Grande amoureuse du Liban, Lamia Charlebois entretient sa flamme en visitant souvent son pays d’origine, mais aussi en rassemblant la diaspora grâce au groupe Facebook Libanais de Montréal — Sirop d’arabe. Depuis 2011, elle y déploie son authenticité et son énergie, et elle n’en déroge pas.

En avril dernier, elle s’est rendue au Liban pour visiter famille et amis, donner un atelier et rencontrer des clients, car elle travaille à son compte dans les relations publiques. La veille de son départ, elle a envoyé un courriel à l’épouse du nouveau président pour se présenter et lui proposer de collaborer. Une heure après, le cabinet lui a répondu et la rencontre a eu lieu lors du voyage. « J’ai ajouté un tailleur dans ma valise et c’était ça », lance-t-elle. Voici Lamia Charlebois : une femme fougueuse, passionnée, authentique, habile avec les mots, et drôle en plus !

En 1984, en pleine guerre civile, elle a quitté le Liban pour s’installer au Canada. Elle a vécu dans quatre villes pour éventuellement revenir s’établir à Montréal en 2003 avec sa fille Layla alors âgée de 4 ans et demi. Mère monoparentale et sans famille ici, elle a dû se débrouiller seule. Mais sa fibre rassembleuse se faisait déjà sentir.

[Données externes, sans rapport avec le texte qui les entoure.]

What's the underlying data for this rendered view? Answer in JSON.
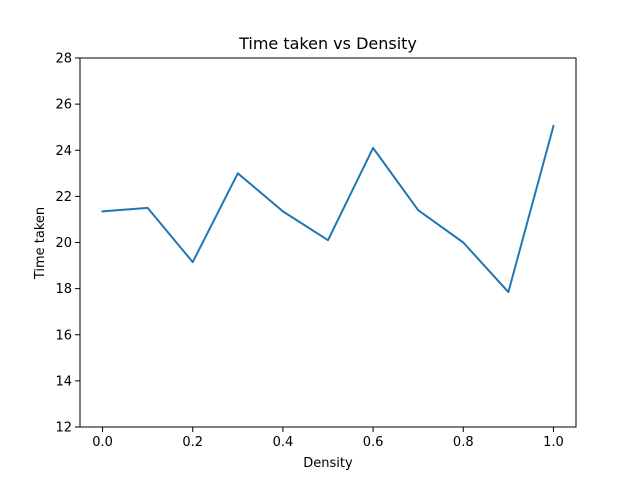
{
  "chart_data": {
    "type": "line",
    "title": "Time taken vs Density",
    "xlabel": "Density",
    "ylabel": "Time taken",
    "xlim": [
      -0.05,
      1.05
    ],
    "ylim": [
      12,
      28
    ],
    "x_ticks": [
      0.0,
      0.2,
      0.4,
      0.6,
      0.8,
      1.0
    ],
    "x_tick_labels": [
      "0.0",
      "0.2",
      "0.4",
      "0.6",
      "0.8",
      "1.0"
    ],
    "y_ticks": [
      12,
      14,
      16,
      18,
      20,
      22,
      24,
      26,
      28
    ],
    "y_tick_labels": [
      "12",
      "14",
      "16",
      "18",
      "20",
      "22",
      "24",
      "26",
      "28"
    ],
    "grid": false,
    "series": [
      {
        "color": "#1f77b4",
        "x": [
          0.0,
          0.1,
          0.2,
          0.3,
          0.4,
          0.5,
          0.6,
          0.7,
          0.8,
          0.9,
          1.0
        ],
        "y": [
          21.35,
          21.5,
          19.15,
          23.0,
          21.35,
          20.1,
          24.1,
          21.4,
          20.0,
          17.85,
          25.05
        ]
      }
    ]
  }
}
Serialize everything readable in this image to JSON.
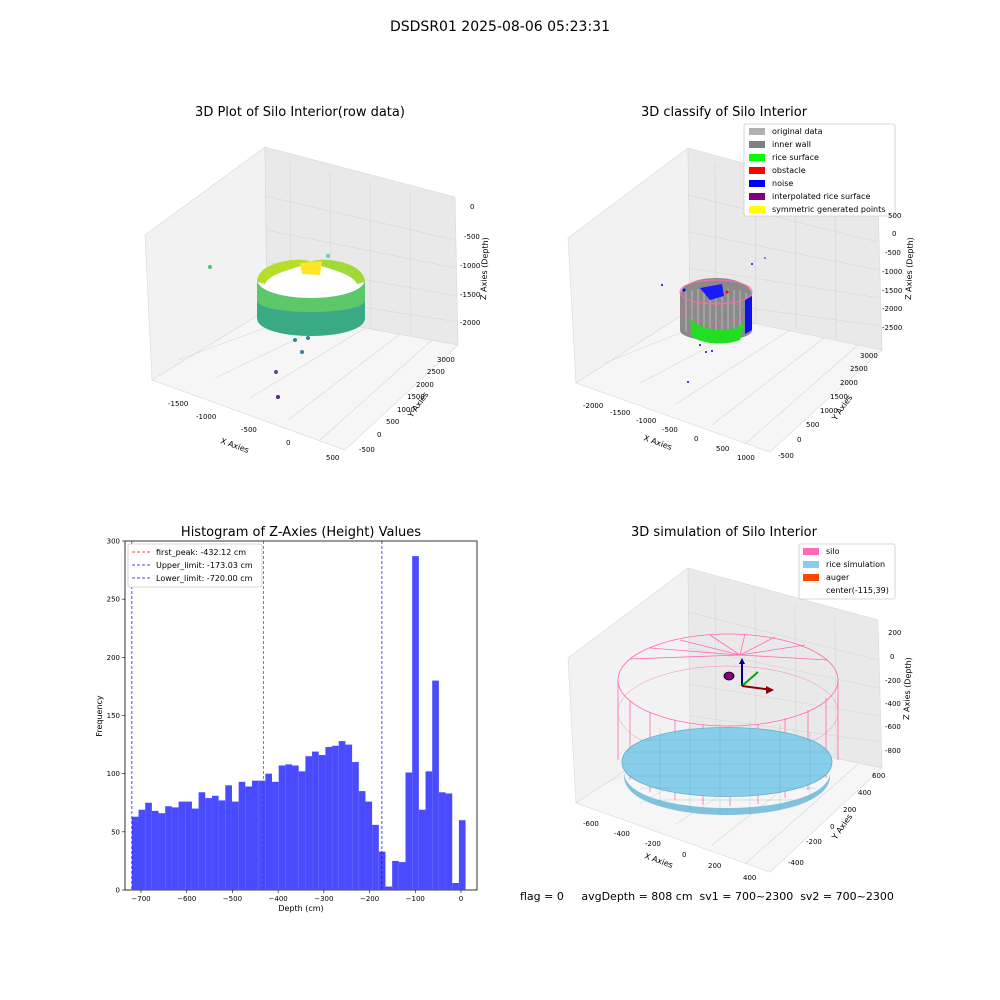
{
  "suptitle": "DSDSR01 2025-08-06 05:23:31",
  "panels": {
    "raw": {
      "title": "3D Plot of Silo Interior(row data)",
      "xlabel": "X Axies",
      "ylabel": "Y Axies",
      "zlabel": "Z Axies (Depth)",
      "xticks": [
        "-1500",
        "-1000",
        "-500",
        "0",
        "500"
      ],
      "yticks": [
        "-500",
        "0",
        "500",
        "1000",
        "1500",
        "2000",
        "2500",
        "3000"
      ],
      "zticks": [
        "0",
        "-500",
        "-1000",
        "-1500",
        "-2000"
      ]
    },
    "classify": {
      "title": "3D classify of Silo Interior",
      "xlabel": "X Axies",
      "ylabel": "Y Axies",
      "zlabel": "Z Axies (Depth)",
      "xticks": [
        "-2000",
        "-1500",
        "-1000",
        "-500",
        "0",
        "500",
        "1000"
      ],
      "yticks": [
        "-500",
        "0",
        "500",
        "1000",
        "1500",
        "2000",
        "2500",
        "3000"
      ],
      "zticks": [
        "500",
        "0",
        "-500",
        "-1000",
        "-1500",
        "-2000",
        "-2500"
      ],
      "legend": [
        {
          "label": "original data",
          "color": "#b0b0b0"
        },
        {
          "label": "inner wall",
          "color": "#808080"
        },
        {
          "label": "rice surface",
          "color": "#00ff00"
        },
        {
          "label": "obstacle",
          "color": "#ff0000"
        },
        {
          "label": "noise",
          "color": "#0000ff"
        },
        {
          "label": "interpolated rice surface",
          "color": "#800080"
        },
        {
          "label": "symmetric generated points",
          "color": "#ffff00"
        }
      ]
    },
    "sim": {
      "title": "3D simulation of Silo Interior",
      "xlabel": "X Axies",
      "ylabel": "Y Axies",
      "zlabel": "Z Axies (Depth)",
      "xticks": [
        "-600",
        "-400",
        "-200",
        "0",
        "200",
        "400"
      ],
      "yticks": [
        "-400",
        "-200",
        "0",
        "200",
        "400",
        "600"
      ],
      "zticks": [
        "200",
        "0",
        "-200",
        "-400",
        "-600",
        "-800"
      ],
      "legend": [
        {
          "label": "silo",
          "color": "#ff69b4"
        },
        {
          "label": "rice simulation",
          "color": "#87ceeb"
        },
        {
          "label": "auger",
          "color": "#ff4500"
        },
        {
          "label": "center(-115,39)",
          "color": ""
        }
      ]
    },
    "footer": "flag = 0     avgDepth = 808 cm  sv1 = 700~2300  sv2 = 700~2300"
  },
  "chart_data": {
    "type": "bar",
    "title": "Histogram of Z-Axies (Height) Values",
    "xlabel": "Depth (cm)",
    "ylabel": "Frequency",
    "xlim": [
      -735,
      35
    ],
    "ylim": [
      0,
      300
    ],
    "xticks": [
      -700,
      -600,
      -500,
      -400,
      -300,
      -200,
      -100,
      0
    ],
    "yticks": [
      0,
      50,
      100,
      150,
      200,
      250,
      300
    ],
    "bin_start": -720,
    "bin_width": 14.6,
    "values": [
      63,
      69,
      75,
      68,
      66,
      72,
      71,
      76,
      76,
      70,
      84,
      79,
      81,
      77,
      90,
      76,
      93,
      89,
      94,
      94,
      100,
      93,
      107,
      108,
      107,
      102,
      115,
      119,
      116,
      123,
      124,
      128,
      125,
      110,
      85,
      76,
      56,
      33,
      3,
      25,
      24,
      101,
      287,
      69,
      102,
      180,
      84,
      83,
      6,
      60
    ],
    "bar_color": "#4a4aff",
    "lines": [
      {
        "label": "first_peak: -432.12 cm",
        "x": -432.12,
        "color": "#ff0000"
      },
      {
        "label": "Upper_limit: -173.03 cm",
        "x": -173.03,
        "color": "#0000ff"
      },
      {
        "label": "Lower_limit: -720.00 cm",
        "x": -720.0,
        "color": "#0000ff"
      }
    ],
    "legend_position": "upper-left"
  }
}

Elle a commencé à organiser des rencontres avec d’autres mamans, qui sont devenus des rituels hebdomadaires. Deux mamans, quatre, puis douze. Quelqu’un lui a demandé il y a longtemps pour quelle raison elle faisait tout ça.

« Je refuse que quelqu’un lutte et souffre seul. Parce qu’on lutte tous et on souffre tous. Mais seuls, c’est l’enfer. Si tu as une petite communauté autour de toi, ça aide. »

De la carte de Montréal au groupe Facebook

On se passait le mot sur sa volonté d’aider les nouveaux arrivants : les gens l’appelaient sur son lieu de travail pour lui demander des conseils. Elle leur donnait rendez-vous, apportait sa carte de Montréal et les aidait à s’y retrouver en entourant les lieux d’un coup de crayon. En 2011, elle a démarré le groupe Facebook, qui compte aujourd’hui près de 14 000 membres. « Je me suis dit enfin, je peux tout gérer en étant en pyjama chez moi ! »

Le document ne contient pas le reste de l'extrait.